Interregconsortium BeamPipes4ET ontwikkelt een techniek voor een onafgebroken productie van stalen buizen en de montage ervan onder de grond. De technologie speelt een rol voor de bouw van de Einsteintelescoop, waar 120 kilometer aan vacuümbuizen voor nodig zijn.
Traditioneel worden vacuümbuizen in fabrieken geproduceerd in secties van maximaal 18 meter lang. Vervolgens worden ze naar de plaats van gebruik getransporteerd en ter plaatse met flenzen of lasnaden aan elkaar verbonden.
BeamPipes4ET kiest ervoor aanpak om deze buizen op locatie te produceren. Door rollen plaatstaal te gebruiken kunnen buizen van honderden meters lang uit één stuk worden gemaakt. Het project ontwikkelt hiervoor een geautomatiseerde robot die zich door de buizen verplaatst.

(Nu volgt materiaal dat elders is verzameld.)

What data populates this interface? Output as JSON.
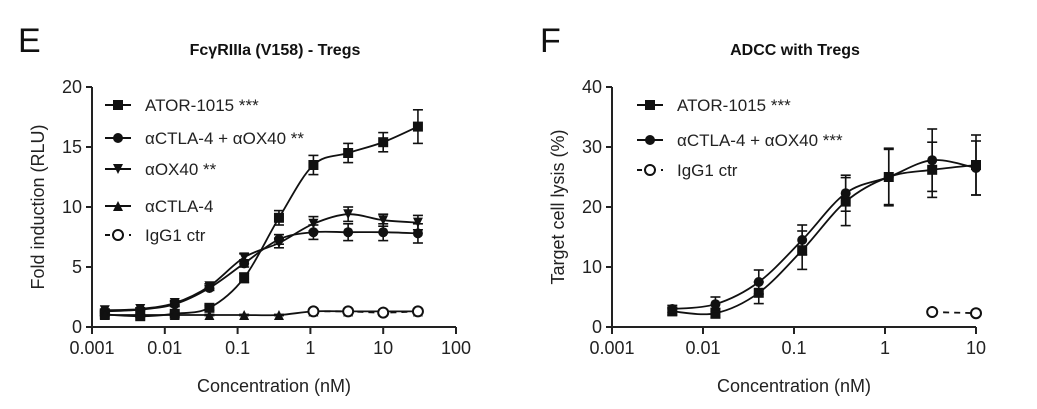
{
  "chart_data": [
    {
      "type": "line",
      "panel_label": "E",
      "title": "FcγRIIIa (V158) - Tregs",
      "xlabel": "Concentration (nM)",
      "ylabel": "Fold induction (RLU)",
      "xscale": "log",
      "xlim": [
        0.001,
        100
      ],
      "ylim": [
        0,
        20
      ],
      "xticks": [
        "0.001",
        "0.01",
        "0.1",
        "1",
        "10",
        "100"
      ],
      "yticks": [
        "0",
        "5",
        "10",
        "15",
        "20"
      ],
      "legend_position": "top-left",
      "grid": false,
      "series": [
        {
          "name": "ATOR-1015 ***",
          "marker": "square",
          "dashed": false,
          "x": [
            0.0015,
            0.0046,
            0.0137,
            0.041,
            0.123,
            0.37,
            1.1,
            3.3,
            10,
            30
          ],
          "y": [
            1.05,
            0.9,
            1.1,
            1.6,
            4.1,
            9.1,
            13.5,
            14.5,
            15.4,
            16.7
          ],
          "err": [
            0.1,
            0.1,
            0.1,
            0.2,
            0.4,
            0.6,
            0.8,
            0.8,
            0.8,
            1.4
          ]
        },
        {
          "name": "αCTLA-4 + αOX40 **",
          "marker": "circle",
          "dashed": false,
          "x": [
            0.0015,
            0.0046,
            0.0137,
            0.041,
            0.123,
            0.37,
            1.1,
            3.3,
            10,
            30
          ],
          "y": [
            1.3,
            1.45,
            1.9,
            3.25,
            5.3,
            7.3,
            7.9,
            7.9,
            7.9,
            7.8
          ],
          "err": [
            0.1,
            0.1,
            0.2,
            0.2,
            0.3,
            0.4,
            0.6,
            0.7,
            0.7,
            0.8
          ]
        },
        {
          "name": "αOX40 **",
          "marker": "triangle-down",
          "dashed": false,
          "x": [
            0.0015,
            0.0046,
            0.0137,
            0.041,
            0.123,
            0.37,
            1.1,
            3.3,
            10,
            30
          ],
          "y": [
            1.4,
            1.5,
            2.0,
            3.4,
            5.8,
            7.0,
            8.6,
            9.4,
            8.9,
            8.7
          ],
          "err": [
            0.1,
            0.1,
            0.2,
            0.2,
            0.3,
            0.4,
            0.6,
            0.6,
            0.5,
            0.6
          ]
        },
        {
          "name": "αCTLA-4",
          "marker": "triangle-up",
          "dashed": false,
          "x": [
            0.0015,
            0.0046,
            0.0137,
            0.041,
            0.123,
            0.37,
            1.1,
            3.3,
            10,
            30
          ],
          "y": [
            1.0,
            1.0,
            1.0,
            1.0,
            1.0,
            1.0,
            1.3,
            1.3,
            1.3,
            1.3
          ],
          "err": [
            0.05,
            0.05,
            0.05,
            0.05,
            0.05,
            0.05,
            0.1,
            0.1,
            0.1,
            0.1
          ]
        },
        {
          "name": "IgG1 ctr",
          "marker": "open-circle",
          "dashed": true,
          "x": [
            1.1,
            3.3,
            10,
            30
          ],
          "y": [
            1.3,
            1.3,
            1.2,
            1.3
          ],
          "err": [
            0.1,
            0.1,
            0.1,
            0.1
          ]
        }
      ]
    },
    {
      "type": "line",
      "panel_label": "F",
      "title": "ADCC with Tregs",
      "xlabel": "Concentration (nM)",
      "ylabel": "Target cell lysis (%)",
      "xscale": "log",
      "xlim": [
        0.001,
        10
      ],
      "ylim": [
        0,
        40
      ],
      "xticks": [
        "0.001",
        "0.01",
        "0.1",
        "1",
        "10"
      ],
      "yticks": [
        "0",
        "10",
        "20",
        "30",
        "40"
      ],
      "legend_position": "top-left",
      "grid": false,
      "series": [
        {
          "name": "ATOR-1015 ***",
          "marker": "square",
          "dashed": false,
          "x": [
            0.0046,
            0.0137,
            0.041,
            0.123,
            0.37,
            1.1,
            3.3,
            10
          ],
          "y": [
            2.6,
            2.3,
            5.7,
            12.8,
            20.9,
            25.0,
            26.2,
            27.0
          ],
          "err": [
            0.6,
            0.8,
            1.8,
            3.2,
            4.0,
            4.6,
            4.6,
            5.0
          ]
        },
        {
          "name": "αCTLA-4 + αOX40 ***",
          "marker": "circle",
          "dashed": false,
          "x": [
            0.0046,
            0.0137,
            0.041,
            0.123,
            0.37,
            1.1,
            3.3,
            10
          ],
          "y": [
            3.0,
            3.8,
            7.5,
            14.5,
            22.3,
            25.0,
            27.8,
            26.5
          ],
          "err": [
            0.6,
            1.2,
            2.0,
            2.5,
            3.0,
            4.8,
            5.2,
            4.5
          ]
        },
        {
          "name": "IgG1 ctr",
          "marker": "open-circle",
          "dashed": true,
          "x": [
            3.3,
            10
          ],
          "y": [
            2.5,
            2.3
          ],
          "err": [
            0.4,
            0.4
          ]
        }
      ]
    }
  ]
}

Omdat de productie op locatie plaatsvindt is er veel minder transport nodig vergeleken met de traditionele manier van buizen transporteren. Rollen plaatstaal transporteren is namelijk efficiënter dan buizen transporteren die op locatie nog aan elkaar verbonden moeten worden.
Nieuwe lastechnologie
Het project ontwikkelt ook een nieuwe technologie voor het lassen van buizen. Bij het lassen hebben lasoppervlakken en hun omgeving een wisselwerking met elkaar. Door met de geautomatiseerde robot onder een mobiel vacuüm te laserstraallassen vermindert die wisselwerking sterk.
Uiteindelijk worden de uiteinden van de buizen voorzien van flenzen en aftakkingen voor pompen en andere verbindingen. Dit wordt mogelijk gemaakt door een technologie om deze onderdelen uit het ruwe metaal te trekken.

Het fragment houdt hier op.